Quantification of ACAT-1 by ELISA
ACAT-1 protein from cell supernatants was quantified using the ACAT-1 ELISA Kit (Human) from Aviva Systems Biology (San Diego, CA, USA). Briefly, 4 × 105 cells were seeded into a six well plate and incubated for 48 hours at 37°C in a humidified atmosphere with 5% CO2. After the stipulated time, media were collected from each well and centrifuged to remove any particulates. The assay was performed immediately with the supernatant according to the kits instructions. The absorbance was measured at 450 nm using synergy H1 microplate reader (BioTek, VT, USA). Data were expressed as mean ± SD of triplicate experiments. Ovarian cancer cell lines were compared against primary ovarian epithelial cells (normal controls).
Immunocytochemical staining
Cells grown on glass coverslips were fixed with 4% paraformaldehyde and permeabilized using 0.1% Triton X-100 in PBS. Cells were subsequently incubated overnight with ACAT-1 primary antibody (1:50 dilution) at 4°C, probed with FITC labeled secondary antibody and observed under Olympus DP73 fluorescence microscope.
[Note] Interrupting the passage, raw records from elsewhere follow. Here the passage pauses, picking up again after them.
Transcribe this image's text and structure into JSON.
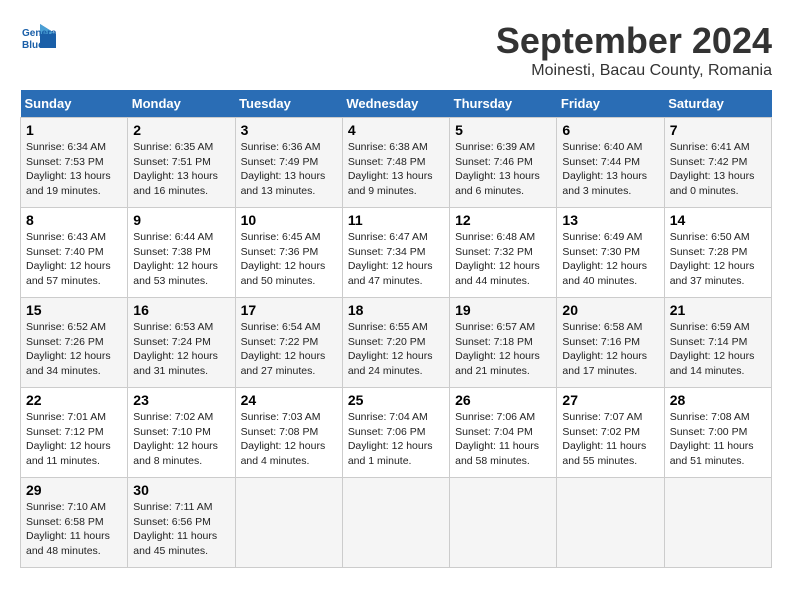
{
  "header": {
    "logo_line1": "General",
    "logo_line2": "Blue",
    "title": "September 2024",
    "subtitle": "Moinesti, Bacau County, Romania"
  },
  "days_of_week": [
    "Sunday",
    "Monday",
    "Tuesday",
    "Wednesday",
    "Thursday",
    "Friday",
    "Saturday"
  ],
  "weeks": [
    [
      {
        "day": "1",
        "sunrise": "Sunrise: 6:34 AM",
        "sunset": "Sunset: 7:53 PM",
        "daylight": "Daylight: 13 hours and 19 minutes."
      },
      {
        "day": "2",
        "sunrise": "Sunrise: 6:35 AM",
        "sunset": "Sunset: 7:51 PM",
        "daylight": "Daylight: 13 hours and 16 minutes."
      },
      {
        "day": "3",
        "sunrise": "Sunrise: 6:36 AM",
        "sunset": "Sunset: 7:49 PM",
        "daylight": "Daylight: 13 hours and 13 minutes."
      },
      {
        "day": "4",
        "sunrise": "Sunrise: 6:38 AM",
        "sunset": "Sunset: 7:48 PM",
        "daylight": "Daylight: 13 hours and 9 minutes."
      },
      {
        "day": "5",
        "sunrise": "Sunrise: 6:39 AM",
        "sunset": "Sunset: 7:46 PM",
        "daylight": "Daylight: 13 hours and 6 minutes."
      },
      {
        "day": "6",
        "sunrise": "Sunrise: 6:40 AM",
        "sunset": "Sunset: 7:44 PM",
        "daylight": "Daylight: 13 hours and 3 minutes."
      },
      {
        "day": "7",
        "sunrise": "Sunrise: 6:41 AM",
        "sunset": "Sunset: 7:42 PM",
        "daylight": "Daylight: 13 hours and 0 minutes."
      }
    ],
    [
      {
        "day": "8",
        "sunrise": "Sunrise: 6:43 AM",
        "sunset": "Sunset: 7:40 PM",
        "daylight": "Daylight: 12 hours and 57 minutes."
      },
      {
        "day": "9",
        "sunrise": "Sunrise: 6:44 AM",
        "sunset": "Sunset: 7:38 PM",
        "daylight": "Daylight: 12 hours and 53 minutes."
      },
      {
        "day": "10",
        "sunrise": "Sunrise: 6:45 AM",
        "sunset": "Sunset: 7:36 PM",
        "daylight": "Daylight: 12 hours and 50 minutes."
      },
      {
        "day": "11",
        "sunrise": "Sunrise: 6:47 AM",
        "sunset": "Sunset: 7:34 PM",
        "daylight": "Daylight: 12 hours and 47 minutes."
      },
      {
        "day": "12",
        "sunrise": "Sunrise: 6:48 AM",
        "sunset": "Sunset: 7:32 PM",
        "daylight": "Daylight: 12 hours and 44 minutes."
      },
      {
        "day": "13",
        "sunrise": "Sunrise: 6:49 AM",
        "sunset": "Sunset: 7:30 PM",
        "daylight": "Daylight: 12 hours and 40 minutes."
      },
      {
        "day": "14",
        "sunrise": "Sunrise: 6:50 AM",
        "sunset": "Sunset: 7:28 PM",
        "daylight": "Daylight: 12 hours and 37 minutes."
      }
    ],
    [
      {
        "day": "15",
        "sunrise": "Sunrise: 6:52 AM",
        "sunset": "Sunset: 7:26 PM",
        "daylight": "Daylight: 12 hours and 34 minutes."
      },
      {
        "day": "16",
        "sunrise": "Sunrise: 6:53 AM",
        "sunset": "Sunset: 7:24 PM",
        "daylight": "Daylight: 12 hours and 31 minutes."
      },
      {
        "day": "17",
        "sunrise": "Sunrise: 6:54 AM",
        "sunset": "Sunset: 7:22 PM",
        "daylight": "Daylight: 12 hours and 27 minutes."
      },
      {
        "day": "18",
        "sunrise": "Sunrise: 6:55 AM",
        "sunset": "Sunset: 7:20 PM",
        "daylight": "Daylight: 12 hours and 24 minutes."
      },
      {
        "day": "19",
        "sunrise": "Sunrise: 6:57 AM",
        "sunset": "Sunset: 7:18 PM",
        "daylight": "Daylight: 12 hours and 21 minutes."
      },
      {
        "day": "20",
        "sunrise": "Sunrise: 6:58 AM",
        "sunset": "Sunset: 7:16 PM",
        "daylight": "Daylight: 12 hours and 17 minutes."
      },
      {
        "day": "21",
        "sunrise": "Sunrise: 6:59 AM",
        "sunset": "Sunset: 7:14 PM",
        "daylight": "Daylight: 12 hours and 14 minutes."
      }
    ],
    [
      {
        "day": "22",
        "sunrise": "Sunrise: 7:01 AM",
        "sunset": "Sunset: 7:12 PM",
        "daylight": "Daylight: 12 hours and 11 minutes."
      },
      {
        "day": "23",
        "sunrise": "Sunrise: 7:02 AM",
        "sunset": "Sunset: 7:10 PM",
        "daylight": "Daylight: 12 hours and 8 minutes."
      },
      {
        "day": "24",
        "sunrise": "Sunrise: 7:03 AM",
        "sunset": "Sunset: 7:08 PM",
        "daylight": "Daylight: 12 hours and 4 minutes."
      },
      {
        "day": "25",
        "sunrise": "Sunrise: 7:04 AM",
        "sunset": "Sunset: 7:06 PM",
        "daylight": "Daylight: 12 hours and 1 minute."
      },
      {
        "day": "26",
        "sunrise": "Sunrise: 7:06 AM",
        "sunset": "Sunset: 7:04 PM",
        "daylight": "Daylight: 11 hours and 58 minutes."
      },
      {
        "day": "27",
        "sunrise": "Sunrise: 7:07 AM",
        "sunset": "Sunset: 7:02 PM",
        "daylight": "Daylight: 11 hours and 55 minutes."
      },
      {
        "day": "28",
        "sunrise": "Sunrise: 7:08 AM",
        "sunset": "Sunset: 7:00 PM",
        "daylight": "Daylight: 11 hours and 51 minutes."
      }
    ],
    [
      {
        "day": "29",
        "sunrise": "Sunrise: 7:10 AM",
        "sunset": "Sunset: 6:58 PM",
        "daylight": "Daylight: 11 hours and 48 minutes."
      },
      {
        "day": "30",
        "sunrise": "Sunrise: 7:11 AM",
        "sunset": "Sunset: 6:56 PM",
        "daylight": "Daylight: 11 hours and 45 minutes."
      },
      null,
      null,
      null,
      null,
      null
    ]
  ]
}
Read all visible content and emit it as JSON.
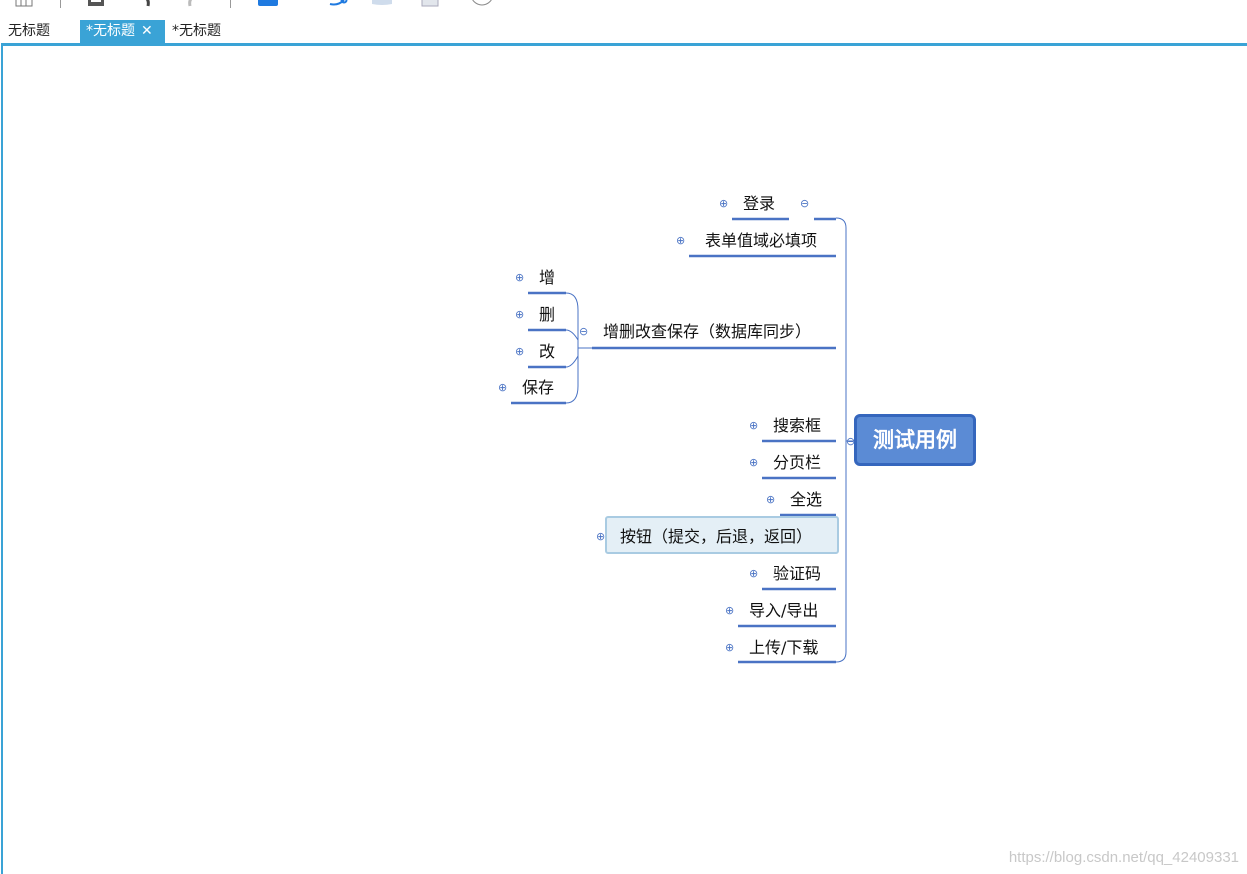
{
  "toolbar": {
    "icons": [
      "view-icon",
      "save-icon",
      "undo-icon",
      "redo-icon",
      "topic-icon",
      "relationship-icon",
      "callout-icon",
      "note-icon",
      "circle-icon"
    ]
  },
  "tabs": [
    {
      "label": "无标题",
      "active": false
    },
    {
      "label": "*无标题",
      "active": true,
      "close": "✕"
    },
    {
      "label": "*无标题",
      "active": false
    }
  ],
  "mindmap": {
    "central": "测试用例",
    "topics": {
      "login": "登录",
      "form": "表单值域必填项",
      "crud": "增删改查保存（数据库同步）",
      "crud_children": [
        "增",
        "删",
        "改",
        "保存"
      ],
      "search": "搜索框",
      "paging": "分页栏",
      "select_all": "全选",
      "buttons": "按钮（提交，后退，返回）",
      "captcha": "验证码",
      "import_export": "导入/导出",
      "upload_download": "上传/下载"
    },
    "expand_symbol": "⊕",
    "collapse_symbol": "⊖"
  },
  "colors": {
    "accent": "#3aa3d6",
    "line": "#4a73c4",
    "central_fill": "#5b8bd5"
  },
  "watermark": "https://blog.csdn.net/qq_42409331"
}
Cell were counterstained with DAPI for nuclei staining (blue).
Quantitative analysis of CE, free cholesterol and total cholesterol from ovarian cancer cell lines
Quantification of CE from ovarian cancer/normal cells was done using Total Cholesterol and Cholesteryl Ester Colorimetric Assay Kit (Biovision; Milpitas, CA, USA) following the manufacturer’s instructions. This kit detects total cholesterol (cholesterol and CE) in the presence of cholesterol esterase in the reaction. Briefly, 1 × 106 cells were processed for lipid extraction by adding 200 μL of chloroform: Isopropanol: NP-40 (7:11:0.1) in a micro homogenizer and centrifuged at 15,000 x g. All the liquid phase (organic phase) was transferred to a new tube and air dried at 50ºC to remove the chloroform. The samples were kept under vacuum to remove organic traces. The dried samples were then dissolved in 200 μL of cholesterol assay buffer by sonication and vortexing until homogeneous. 50 μL of the sample was used for assay of CE, free cholesterol (FC) and total cholesterol (TC) concentrations. Data was expressed as mean ± SD of against primary ovarian epithelial cells (normal controls).
Cell viability assay
Cell viability was determined by Presto Blue cell viability reagent (Invitrogen, CA, USA) as described previously [30]. In brief, ovarian cancer cell lines were plated into 96-well plates (5000 cells/well) and incubated for the required time intervals. A minimum of 2–4 hours prior to the end of incubation time, Presto Blue reagent was added followed by measurement of fluorescence (540 nm excitation/590 nm emission). All test cells were compared against their respective control cells (considered as 100% viable). Data were expressed as mean ± SD of triplicate experiments.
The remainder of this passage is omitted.